Ma la vera motivazione va ricercata nelle parole del commissario tecnico durante la conferenza stampa immediatamente successiva alla finale. Tra una dimissione e l’altra, Prandelli ha spiegato come, nel corso della propria gestione, la Nazionale sia riuscita in qualche modo a “mascherare e camuffare i mali del calcio italiano”.

Già. Il primo malato è oggi la nostra Serie A: un campionato sempre più mediocre e squilibrato, con appeal pari a zero in Europa e dove la qualità del calcio tende sempre più a livellarsi verso il basso. Basti pensare a come la squadra che da tre anni domina in Italia, la Juventus, appena oltrepassa il confine di Chiasso si ridimensioni e soffra contro qualunque avversario, che si chiami Galatasaray, Benfica o Real Madrid. Per non parlare delle altre: le due milanesi (10 Coppe dei Campioni in totale), ad esempio, vivono uno dei momenti più neri della loro storia.

Tutto questo non può che riflettersi sulla nazionale: il blocco Juve, che aveva fatto le fortune degli azzurri sia nel 1982 sia nel 2006 è apparso mai come oggi inadeguato a questi livelli. Quello che più lascia perplessi, tuttavia, è che all’orizzonte non si vedono né rose né arcobaleni: il ritornello del “ripartire dai giovani” tiene fino a un certo punto perché se i giovani sono quelli che abbiamo visto in Brasile (eccezion fatta per Verratti) non si va da nessuna parte.

I nostri under 25 non sono all’altezza dei pari età stranieri perché militano in un campionato che non è assolutamente competitivo. I più bravi, infatti, se ne vanno: Immobile è solo l’ultimo di una lunga lista che ha visto emigrare nell’ordine Balotelli, Santon, Verratti e Sirigu.

Le dimissioni di Prandelli hanno inoltre sancito il fallimento di un progetto tecnico piuttosto innovativo: quello del tiki-taka all’italiana, ovvero il tentativo di assorbire l’inimitabile modello spagnolo adattandolo alle caratteristiche dei nostri giocatori. Sembrava un nuovo inizio, vista la grande cavalcata di Euro 2012 che ha portato l’Italia al secondo posto.
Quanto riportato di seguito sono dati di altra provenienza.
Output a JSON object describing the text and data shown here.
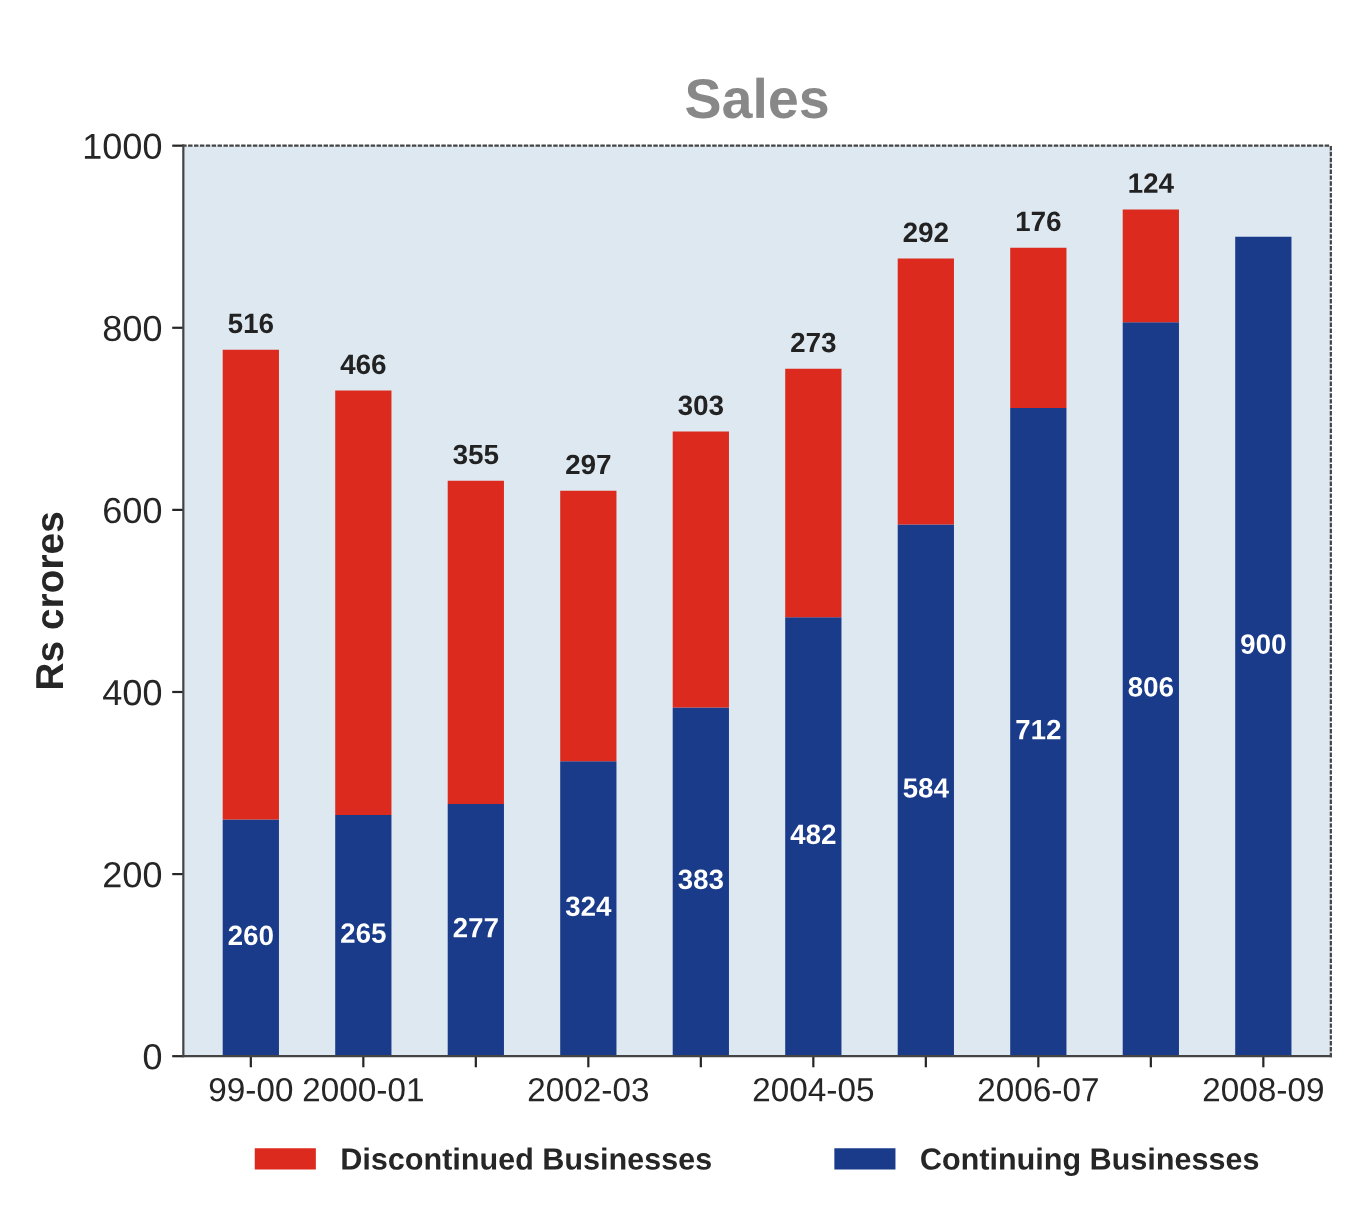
{
  "chart_data": {
    "type": "bar",
    "title": "Sales",
    "ylabel": "Rs crores",
    "categories": [
      "99-00",
      "2000-01",
      null,
      "2002-03",
      null,
      "2004-05",
      null,
      "2006-07",
      null,
      "2008-09"
    ],
    "stacked": true,
    "series": [
      {
        "name": "Continuing Businesses",
        "color": "#1a3a8a",
        "values": [
          260,
          265,
          277,
          324,
          383,
          482,
          584,
          712,
          806,
          900
        ]
      },
      {
        "name": "Discontinued Businesses",
        "color": "#dc2a1f",
        "values": [
          516,
          466,
          355,
          297,
          303,
          273,
          292,
          176,
          124,
          null
        ]
      }
    ],
    "ylim": [
      0,
      1000
    ],
    "yticks": [
      0,
      200,
      400,
      600,
      800,
      1000
    ],
    "data_labels": true,
    "grid": false,
    "legend": "bottom"
  }
}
Si è rivelato, invece, un fuoco di paglia: è lo stesso tiki-taka, infatti, ad essere entrato in crisi sia a livello di nazionali (Spagna) sia a livello di club (Barcellona e, in misura minore, Bayern Monaco, strapazzato in Champions dal Real di Ancelotti).

Ad oggi, francamente, non si vede una via d’uscita: il futuro Ct, di cui per ora si ignora l’identikit, avrà l’arduo compito di rimettere insieme i cocci dopo una spedizione sciagurata come Brasile 2014. Auguri.